The Input File#
The input file is split into four command blocks: [SETTINGS], [TRAJECTORY], [ZMATRIX], and [GRAPH]. Each of these command blocks contains a set of commands that perform different functions in constructing the graph. Their specific functions and corresponding input file commands are described on their respective pages.
When running ChemNetworks, the input file is passed into the executable using the -i CLI argument. For example:
Below is a description of the formatting of the input file itself: how the file is formatted, how command blocks and individual commands are defined and set, and some other common conventions used often in various input file commands.
Input File Format#
The input file is a plain text file with the (optional) .cn extension. Lines beginning with # are treated as
comments and ignored. The # character does not do any mid-line commenting, so SOME = thing # comment is interpreted
as having three parameters, not one. Blank lines are also ignored. The file is organized into blocks, each beginning
with a block header and containing a set of command definitions.
Block Headers#
A block header is a line containing a name enclosed in square brackets. Block names are case-sensitive and uppercase.

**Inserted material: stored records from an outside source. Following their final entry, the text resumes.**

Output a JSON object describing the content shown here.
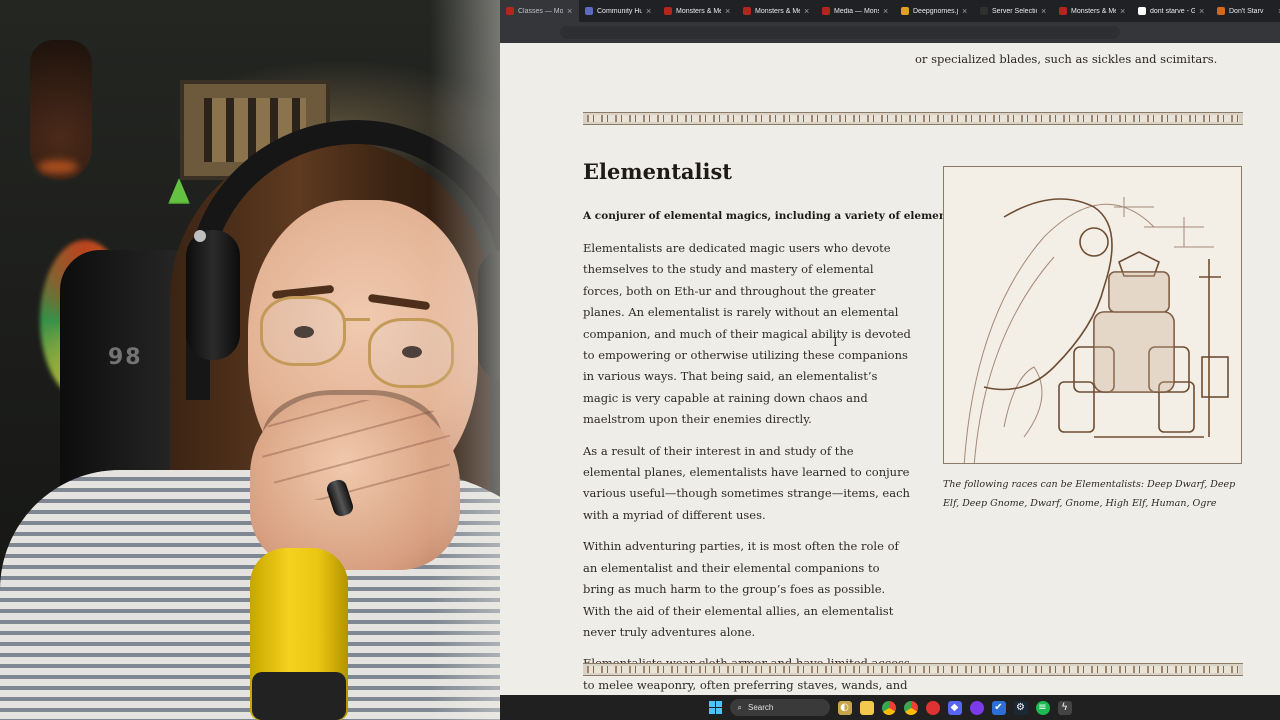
{
  "browser": {
    "tabs": [
      {
        "title": "Classes — Mons",
        "active": true,
        "favicon_color": "#b3261e"
      },
      {
        "title": "Community Hub",
        "active": false,
        "favicon_color": "#5c6bc0"
      },
      {
        "title": "Monsters & Me",
        "active": false,
        "favicon_color": "#b3261e"
      },
      {
        "title": "Monsters & Me",
        "active": false,
        "favicon_color": "#b3261e"
      },
      {
        "title": "Media — Monst",
        "active": false,
        "favicon_color": "#b3261e"
      },
      {
        "title": "Deepgnomes.jp",
        "active": false,
        "favicon_color": "#e0a023"
      },
      {
        "title": "Server Selection",
        "active": false,
        "favicon_color": "#2f2f2f"
      },
      {
        "title": "Monsters & Me",
        "active": false,
        "favicon_color": "#b3261e"
      },
      {
        "title": "dont starve - G",
        "active": false,
        "favicon_color": "#ffffff"
      },
      {
        "title": "Don't Starv",
        "active": false,
        "favicon_color": "#d2691e"
      }
    ],
    "tab_close_glyph": "×"
  },
  "page": {
    "top_fragment": "or specialized blades, such as sickles and scimitars.",
    "section_title": "Elementalist",
    "lead": "A conjurer of elemental magics, including a variety of elemental pets.",
    "paragraphs": [
      "Elementalists are dedicated magic users who devote themselves to the study and mastery of elemental forces, both on Eth-ur and throughout the greater planes. An elementalist is rarely without an elemental companion, and much of their magical ability is devoted to empowering or otherwise utilizing these companions in various ways. That being said, an elementalist’s magic is very capable at raining down chaos and maelstrom upon their enemies directly.",
      "As a result of their interest in and study of the elemental planes, elementalists have learned to conjure various useful—though sometimes strange—items, each with a myriad of different uses.",
      "Within adventuring parties, it is most often the role of an elementalist and their elemental companions to bring as much harm to the group’s foes as possible. With the aid of their elemental allies, an elementalist never truly adventures alone.",
      "Elementalists wear cloth armor and have limited access to melee weaponry, often preferring staves, wands, and daggers."
    ],
    "caption": "The following races can be Elementalists: Deep Dwarf, Deep Elf, Deep Gnome, Dwarf, Gnome, High Elf, Human, Ogre",
    "illustration_icon": "elementalist-illustration"
  },
  "taskbar": {
    "search_label": "Search",
    "icons": [
      "windows-start-icon",
      "search-icon",
      "widgets-icon",
      "file-explorer-icon",
      "chrome-icon",
      "chrome-icon",
      "app-icon",
      "app-icon",
      "app-icon",
      "app-icon",
      "steam-icon",
      "spotify-icon",
      "app-icon"
    ]
  },
  "webcam": {
    "chair_logo": "98"
  },
  "colors": {
    "page_bg": "#efede7",
    "text": "#2e2a25",
    "tabbar": "#202124",
    "taskbar": "#202020",
    "accent_windows": "#4cc2ff"
  }
}
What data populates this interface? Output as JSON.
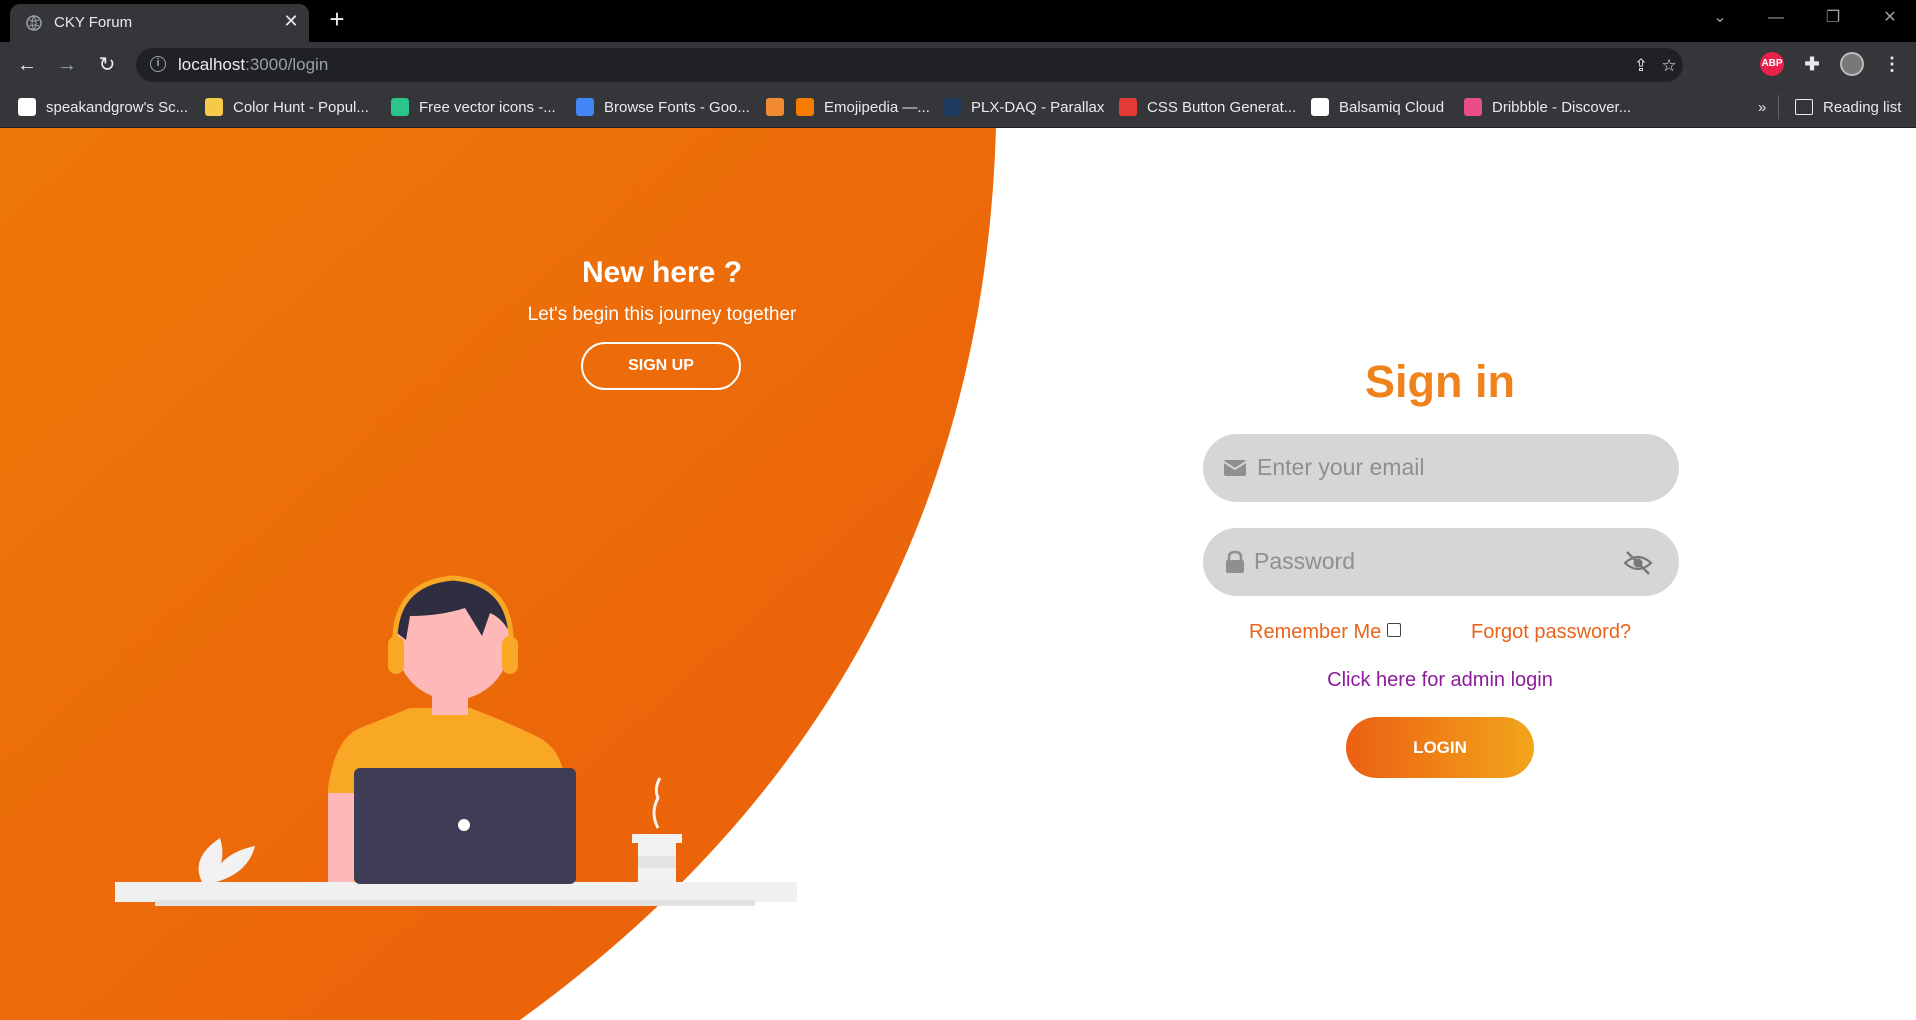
{
  "browser": {
    "tab_title": "CKY Forum",
    "tab_close": "✕",
    "new_tab": "+",
    "url_host": "localhost",
    "url_path": ":3000/login",
    "bookmarks": [
      {
        "label": "speakandgrow's Sc...",
        "color": "#ffffff"
      },
      {
        "label": "Color Hunt - Popul...",
        "color": "#f7c948"
      },
      {
        "label": "Free vector icons -...",
        "color": "#2bc48a"
      },
      {
        "label": "Browse Fonts - Goo...",
        "color": "#4285f4"
      },
      {
        "label": "",
        "color": "#f28b30"
      },
      {
        "label": "Emojipedia —...",
        "color": "#f57c00"
      },
      {
        "label": "PLX-DAQ - Parallax",
        "color": "#1e3a5f"
      },
      {
        "label": "CSS Button Generat...",
        "color": "#e53935"
      },
      {
        "label": "Balsamiq Cloud",
        "color": "#ffffff"
      },
      {
        "label": "Dribbble - Discover...",
        "color": "#ea4c89"
      }
    ],
    "more_bookmarks": "»",
    "reading_list": "Reading list",
    "abp_label": "ABP"
  },
  "promo": {
    "title": "New here ?",
    "subtitle": "Let's begin this journey together",
    "signup_label": "SIGN UP"
  },
  "signin": {
    "title": "Sign in",
    "email_placeholder": "Enter your email",
    "password_placeholder": "Password",
    "remember_label": "Remember Me",
    "forgot_label": "Forgot password?",
    "admin_label": "Click here for admin login",
    "login_label": "LOGIN"
  },
  "colors": {
    "accent_orange": "#ec6a0c",
    "title_orange": "#f0821c",
    "admin_purple": "#8b1c9a",
    "field_bg": "#d6d6d6"
  }
}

[TRAJECTORY], [ZMATRIX], and [GRAPH] blocks can appear multiple times. Each instance must begin with a
NAME command as its first entry to uniquely identify it. [SETTINGS] appears once and does not require a NAME
command.
Blocks may appear in any order in the file. They are processed in the order they appear.
Dot notation can be used in the block header to address a sub-level of a command block. For example, [GRAPH.WRITE] is
equivalent to placing WRITE.* commands directly under [GRAPH]. Internally, the two forms produce the same
command paths. A NAME command is not required when re-entering a block this way. For example, the below code block
demonstrates calling the GRAPH.WRITE.EDGES command twice, the second time using the sub-block format.
Command Definitions#
Commands use a KEY = VALUE format, one per line. Leading and trailing whitespace is trimmed from both the key and
value. The = sign is required.
Dot-delimited keys group related commands hierarchically. For example, WRITE.EDGES and WRITE.EDGES.ATTRIBUTES.EDGES
share a common prefix. This is the same mechanism that makes sub-block headers like [GRAPH.WRITE] work.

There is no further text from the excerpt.